Now, when it comes to the currently must-have genetic debate, the one about modified crops, I feel, selfishly perhaps, that I can stand safely on the sidelines and choose not to be touched by it – always provided a strong wind isn’t blowing, and the daffodils I can see this morning from my attic window do not come up, next spring, as broccoli. I can, in short, choose not to eat, drink, sniff or wear anything that has been fiddled with, since there will, with any luck, always be alternatives which haven’t. However, Dr George Cotsarelis of the University of Pennsylvania Medical Center in Philadelphia – motivated, perhaps, not by GM ambition alone but also by the resonant incumbency of being a Greek who earns his crust in the city of brotherly love – has today announced a therapeutic breakthrough which will make millions of his fellow-men throw their hats in the air in joyous gratitude. Revealing, as they do so, exactly why they are throwing them.

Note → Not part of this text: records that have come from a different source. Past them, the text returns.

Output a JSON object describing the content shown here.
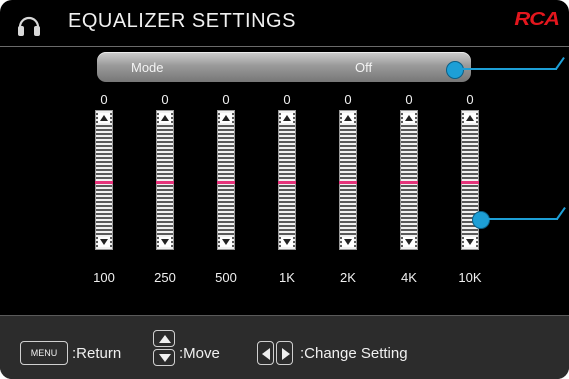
{
  "header": {
    "title": "EQUALIZER SETTINGS",
    "brand": "RCA"
  },
  "mode": {
    "label": "Mode",
    "value": "Off"
  },
  "bands": [
    {
      "label": "100",
      "value": "0"
    },
    {
      "label": "250",
      "value": "0"
    },
    {
      "label": "500",
      "value": "0"
    },
    {
      "label": "1K",
      "value": "0"
    },
    {
      "label": "2K",
      "value": "0"
    },
    {
      "label": "4K",
      "value": "0"
    },
    {
      "label": "10K",
      "value": "0"
    }
  ],
  "footer": {
    "menu_key": "MENU",
    "return_label": ":Return",
    "move_label": ":Move",
    "change_label": ":Change Setting"
  },
  "colors": {
    "background": "#000000",
    "level_marker": "#e5337a",
    "callout": "#1d9fd6",
    "brand": "#e3161d"
  },
  "icons": [
    "headset-icon",
    "up-arrow-icon",
    "down-arrow-icon",
    "left-arrow-icon",
    "right-arrow-icon"
  ]
}
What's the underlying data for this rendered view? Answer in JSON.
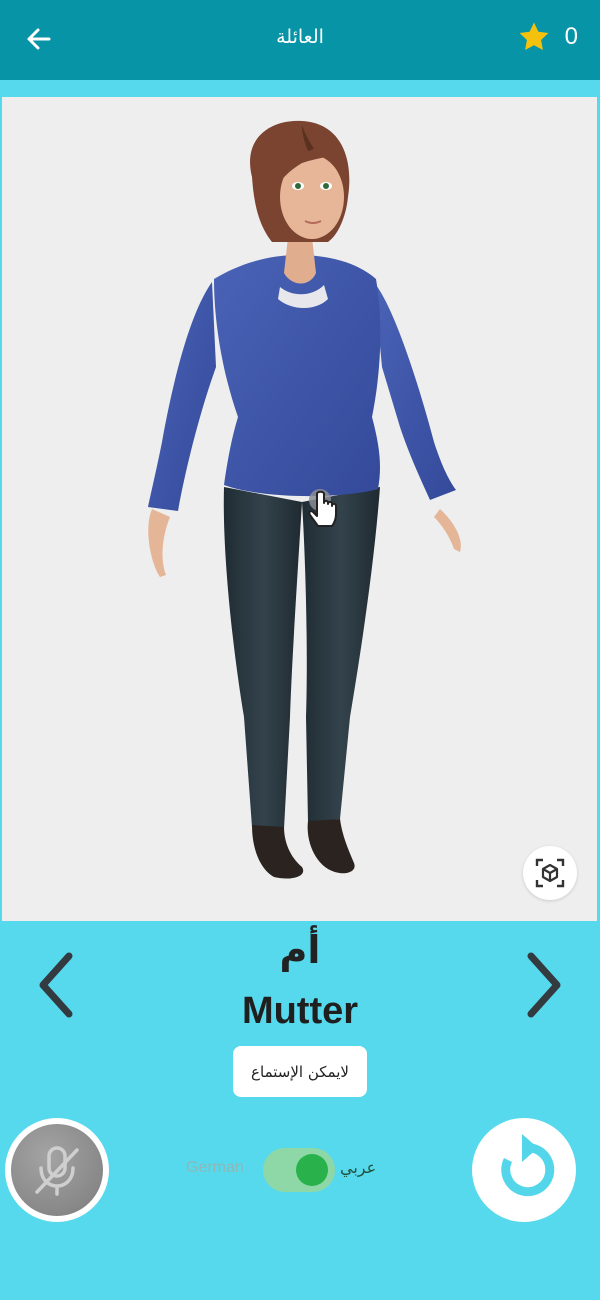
{
  "header": {
    "title": "العائلة",
    "back_icon": "arrow-left-icon",
    "score_icon": "star-icon",
    "score": "0"
  },
  "viewer": {
    "model": "3D female family-member avatar",
    "touch_hint_icon": "hand-pointer-icon",
    "ar_icon": "cube-scan-icon"
  },
  "word": {
    "arabic": "أم",
    "german": "Mutter",
    "audio_note": "لايمكن الإستماع",
    "prev_icon": "chevron-left-icon",
    "next_icon": "chevron-right-icon"
  },
  "controls": {
    "mic_icon": "mic-off-icon",
    "toggle": {
      "left_label": "German",
      "right_label": "عربي",
      "state": "on"
    },
    "reset_icon": "rotate-ccw-icon"
  },
  "colors": {
    "header": "#0694a6",
    "background": "#56d9ec",
    "star": "#f4c20d",
    "toggle_knob": "#29b24c",
    "reset_icon": "#54d6ea"
  }
}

For the millions are bald, and what George has discovered is how to isolate the stem cells in the follicles of genetically modified mice that can regenerate after being planted in the scalp. Crucially, the cells were from adult mice, which normally cannot form new hair follicles, and the same holds true for humans: no new hair follicles form after we are born. Though I once had a barnet that could buckle steel combs, after the follicles packed their little bags I needed only a feather duster for perfect grooming. Which, until George broke his astounding news in yesterday’s papers, I had ruefully accepted as a given. Or, rather, as a taken.
So what do I do now? Dr Cotsaleris admits that this treatment will not be available to human beings for five years, but since by that time my sideburns may well have fallen out too, today is not too soon to be thinking about my stance. Shall I now cleave GM to my bosom in unqualified acceptance of the wonderful boon it is? Or must I sideline all selfish considerations and hold fast to my altruistic concerns about Pandora’s box?